A Speech to a Stricken Nation
Reagan’s Challenger speech is a moving testament not only to his skill as an orator but also to his idea of America. It’s hard to imagine a political leader today, from any party, speaking as he did. Of the astronauts, he said: “They had that special grace, that special spirit that says, ‘Give me a challenge, and I’ll meet it with joy.’ They had a hunger to explore the universe and discover its truths. They wished to serve, and they did. They served all of us.”
Then he pivoted to America’s space program, which had just suffered a terrible setback (and was subsequently put on a 32-month hiatus). He reminded Americans that despite the achievements of the space program over the decades, despite maybe growing used to the idea of space, “We’ve only just begun. We’re still pioneers. They, the members of the Challenger crew, were pioneers.”
To the schoolchildren, many of whom were no doubt frightened by what they’d witnessed that day, Reagan spoke directly. He said that although it’s hard when thing like this happen, “It’s all part of the process of exploration and discovery. It’s all part of taking a chance and expanding man’s horizons. The future doesn’t belong to the fainthearted. It belongs to the brave.”
He then turned to the world and spoke candidly. The Soviet Union’s space program was still classified in 1986, and the outcomes of its missions were only announced after they were confirmed successful, for propaganda purposes. Some failures, in fact, were kept classified almost until the collapse of the Soviet Union in 1991.
Reagan knew this, and knew the Soviets were watching. “We don’t hide our space program,” he said. “We don’t keep secrets and cover things up. We do it all up front and in public. That’s the way freedom is, and we wouldn’t change it for a minute.” He then promised to continue the space program: “Nothing ends here. Our hopes and our journeys continue.”
In Dark Times, Have Faith
Finally, he came back to the fallen astronauts, and made a reference no politician would likely venture today, either out of ignorance or fear of offending. January 28, 1986, happened to be the 390th anniversary of the death of Sir Francis Drake. Reagan seized on that coincidence and likened the Challenger astronauts to Drake, the great explorer of his age: “In his lifetime, the great frontiers were the oceans, and a historian later said, ‘He lived on the sea, died on it, and was buried in it.’ Well today, we can say of the Challenger crew, their dedication, like Drake’s, was complete.”
He closed with this: “The crew of the space shuttle Challenger honored us for the manner in which they lived their lives. We will never forget them, nor the last time we saw them, this morning, as they prepared for their journey and waved goodbye, and slipped the surly bonds of earth to touch the face of God.”

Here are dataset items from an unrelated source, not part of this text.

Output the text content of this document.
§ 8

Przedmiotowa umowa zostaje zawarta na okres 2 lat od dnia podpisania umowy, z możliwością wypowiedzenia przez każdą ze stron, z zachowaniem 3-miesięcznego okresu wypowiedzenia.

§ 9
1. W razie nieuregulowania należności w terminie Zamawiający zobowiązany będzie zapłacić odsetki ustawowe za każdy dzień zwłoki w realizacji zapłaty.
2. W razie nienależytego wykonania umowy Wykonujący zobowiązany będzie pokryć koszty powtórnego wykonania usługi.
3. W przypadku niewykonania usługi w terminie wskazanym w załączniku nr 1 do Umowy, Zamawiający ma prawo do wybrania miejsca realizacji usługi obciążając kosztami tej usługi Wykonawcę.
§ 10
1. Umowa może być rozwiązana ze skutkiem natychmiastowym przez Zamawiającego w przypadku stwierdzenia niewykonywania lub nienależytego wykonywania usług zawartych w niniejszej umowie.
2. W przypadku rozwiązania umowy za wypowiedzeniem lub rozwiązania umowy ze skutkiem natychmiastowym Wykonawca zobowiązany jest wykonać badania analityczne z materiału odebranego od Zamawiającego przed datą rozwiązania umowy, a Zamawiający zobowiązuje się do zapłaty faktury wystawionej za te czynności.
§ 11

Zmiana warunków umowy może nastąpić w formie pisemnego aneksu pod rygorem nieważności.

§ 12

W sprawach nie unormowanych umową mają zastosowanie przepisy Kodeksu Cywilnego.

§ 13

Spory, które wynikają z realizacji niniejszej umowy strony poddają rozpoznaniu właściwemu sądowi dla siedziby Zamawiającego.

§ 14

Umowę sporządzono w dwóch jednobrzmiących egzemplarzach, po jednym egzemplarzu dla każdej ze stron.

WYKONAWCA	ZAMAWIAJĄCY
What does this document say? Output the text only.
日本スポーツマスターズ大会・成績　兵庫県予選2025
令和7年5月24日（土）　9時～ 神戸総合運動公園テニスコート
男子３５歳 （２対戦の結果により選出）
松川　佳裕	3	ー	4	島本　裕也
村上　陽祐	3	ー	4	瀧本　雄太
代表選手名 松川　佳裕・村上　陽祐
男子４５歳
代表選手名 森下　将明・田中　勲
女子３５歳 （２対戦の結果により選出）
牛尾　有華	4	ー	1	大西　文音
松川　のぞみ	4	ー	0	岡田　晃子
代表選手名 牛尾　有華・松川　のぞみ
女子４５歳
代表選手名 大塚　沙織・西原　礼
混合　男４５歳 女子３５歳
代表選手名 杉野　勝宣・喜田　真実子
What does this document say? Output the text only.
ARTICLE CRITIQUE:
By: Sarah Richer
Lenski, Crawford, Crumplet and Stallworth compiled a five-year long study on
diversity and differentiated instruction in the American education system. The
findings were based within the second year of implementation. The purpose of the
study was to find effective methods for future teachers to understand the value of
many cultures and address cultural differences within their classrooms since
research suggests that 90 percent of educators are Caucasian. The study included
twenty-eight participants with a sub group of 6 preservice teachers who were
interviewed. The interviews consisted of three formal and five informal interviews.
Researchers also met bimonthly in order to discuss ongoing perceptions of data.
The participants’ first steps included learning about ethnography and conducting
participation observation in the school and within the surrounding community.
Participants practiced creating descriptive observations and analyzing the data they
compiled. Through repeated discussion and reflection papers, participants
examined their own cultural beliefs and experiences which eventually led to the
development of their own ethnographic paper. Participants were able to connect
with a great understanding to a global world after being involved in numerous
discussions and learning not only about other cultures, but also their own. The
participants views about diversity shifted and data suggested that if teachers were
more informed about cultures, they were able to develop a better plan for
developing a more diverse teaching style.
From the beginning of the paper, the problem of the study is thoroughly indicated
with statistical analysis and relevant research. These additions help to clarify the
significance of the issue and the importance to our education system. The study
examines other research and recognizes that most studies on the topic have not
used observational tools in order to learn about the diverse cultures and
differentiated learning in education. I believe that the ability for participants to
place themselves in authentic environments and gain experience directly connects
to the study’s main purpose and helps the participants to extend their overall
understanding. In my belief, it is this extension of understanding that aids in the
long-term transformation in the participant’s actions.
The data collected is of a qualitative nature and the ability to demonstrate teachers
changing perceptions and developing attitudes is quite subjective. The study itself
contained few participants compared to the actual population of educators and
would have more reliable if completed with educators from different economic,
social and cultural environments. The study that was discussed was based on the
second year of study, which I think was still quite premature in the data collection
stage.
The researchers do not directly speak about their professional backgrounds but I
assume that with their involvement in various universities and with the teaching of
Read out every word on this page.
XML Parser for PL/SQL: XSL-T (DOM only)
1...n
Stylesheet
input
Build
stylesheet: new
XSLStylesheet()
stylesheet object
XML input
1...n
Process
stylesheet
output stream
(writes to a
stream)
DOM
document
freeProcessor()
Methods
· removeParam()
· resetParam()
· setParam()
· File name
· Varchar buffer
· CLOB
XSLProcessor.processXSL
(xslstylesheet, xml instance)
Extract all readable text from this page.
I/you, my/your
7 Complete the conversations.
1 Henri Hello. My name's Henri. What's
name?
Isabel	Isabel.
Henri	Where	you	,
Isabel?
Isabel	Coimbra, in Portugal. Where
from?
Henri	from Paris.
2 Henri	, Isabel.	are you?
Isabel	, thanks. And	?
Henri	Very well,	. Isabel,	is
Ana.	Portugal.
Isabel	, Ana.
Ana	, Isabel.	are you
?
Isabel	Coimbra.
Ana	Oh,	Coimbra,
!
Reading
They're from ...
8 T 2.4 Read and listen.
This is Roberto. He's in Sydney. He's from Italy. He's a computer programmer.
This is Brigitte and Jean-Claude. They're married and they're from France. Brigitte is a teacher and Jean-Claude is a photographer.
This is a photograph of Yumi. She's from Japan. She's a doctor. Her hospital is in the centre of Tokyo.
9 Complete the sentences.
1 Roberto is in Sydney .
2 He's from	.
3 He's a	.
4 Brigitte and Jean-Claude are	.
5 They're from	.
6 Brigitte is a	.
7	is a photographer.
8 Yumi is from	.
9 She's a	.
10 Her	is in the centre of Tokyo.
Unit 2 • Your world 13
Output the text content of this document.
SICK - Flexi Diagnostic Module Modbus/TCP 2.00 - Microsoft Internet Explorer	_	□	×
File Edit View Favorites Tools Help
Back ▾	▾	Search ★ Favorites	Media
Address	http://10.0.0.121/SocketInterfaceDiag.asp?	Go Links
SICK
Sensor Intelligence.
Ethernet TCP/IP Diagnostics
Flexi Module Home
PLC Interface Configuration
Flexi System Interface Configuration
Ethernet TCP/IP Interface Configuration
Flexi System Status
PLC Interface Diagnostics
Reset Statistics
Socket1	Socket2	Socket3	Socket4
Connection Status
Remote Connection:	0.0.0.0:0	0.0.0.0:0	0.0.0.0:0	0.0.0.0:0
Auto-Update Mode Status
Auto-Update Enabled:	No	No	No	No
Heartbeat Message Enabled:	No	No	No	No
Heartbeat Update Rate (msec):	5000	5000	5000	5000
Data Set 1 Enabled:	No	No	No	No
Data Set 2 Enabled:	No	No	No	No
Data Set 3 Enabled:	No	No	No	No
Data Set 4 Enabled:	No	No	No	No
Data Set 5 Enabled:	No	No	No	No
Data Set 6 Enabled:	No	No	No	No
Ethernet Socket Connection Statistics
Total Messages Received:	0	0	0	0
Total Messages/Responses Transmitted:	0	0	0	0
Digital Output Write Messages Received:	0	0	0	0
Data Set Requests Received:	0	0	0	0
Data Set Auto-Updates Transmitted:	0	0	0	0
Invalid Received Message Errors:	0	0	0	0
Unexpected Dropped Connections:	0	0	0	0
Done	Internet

That last line is from “High Flight,” a poem by John Gillespie Magee Jr, a 19-year-old American aviator killed in 1941 on a training mission in England. Magee had volunteered for the Royal Canadian Air Force after the Battle of Britain the year before, and died in a mid-air collision. Reagan’s speechwriter, Peggy Noonan, no doubt had learned the poem in school, as many Americans had. Including it in the speech was a stroke of genius. The poem’s full text reads:
Oh! I have slipped the surly bonds of Earth
And danced the skies on laughter-silvered wings;
Sunward I’ve climbed, and joined the tumbling mirth
of sun-split clouds,—and done a hundred things
You have not dreamed of—wheeled and soared and swung
High in the sunlit silence. Hov’ring there,
I’ve chased the shouting wind along, and flung
My eager craft through footless halls of air….
Up, up the long, delirious, burning blue
I’ve topped the wind-swept heights with easy grace.
Where never lark, or even eagle flew—
And, while with silent, lifting mind I’ve trod
The high untrespassed sanctity of space,
—Put out my hand, and touched the face of God.
In the face of a national tragedy, Reagan appealed to the best in us, to our pioneering spirit and our hope for the future, to our freedoms and our determination to press on, and above all to our courage and our faith. The entire speech lasted less than five minutes.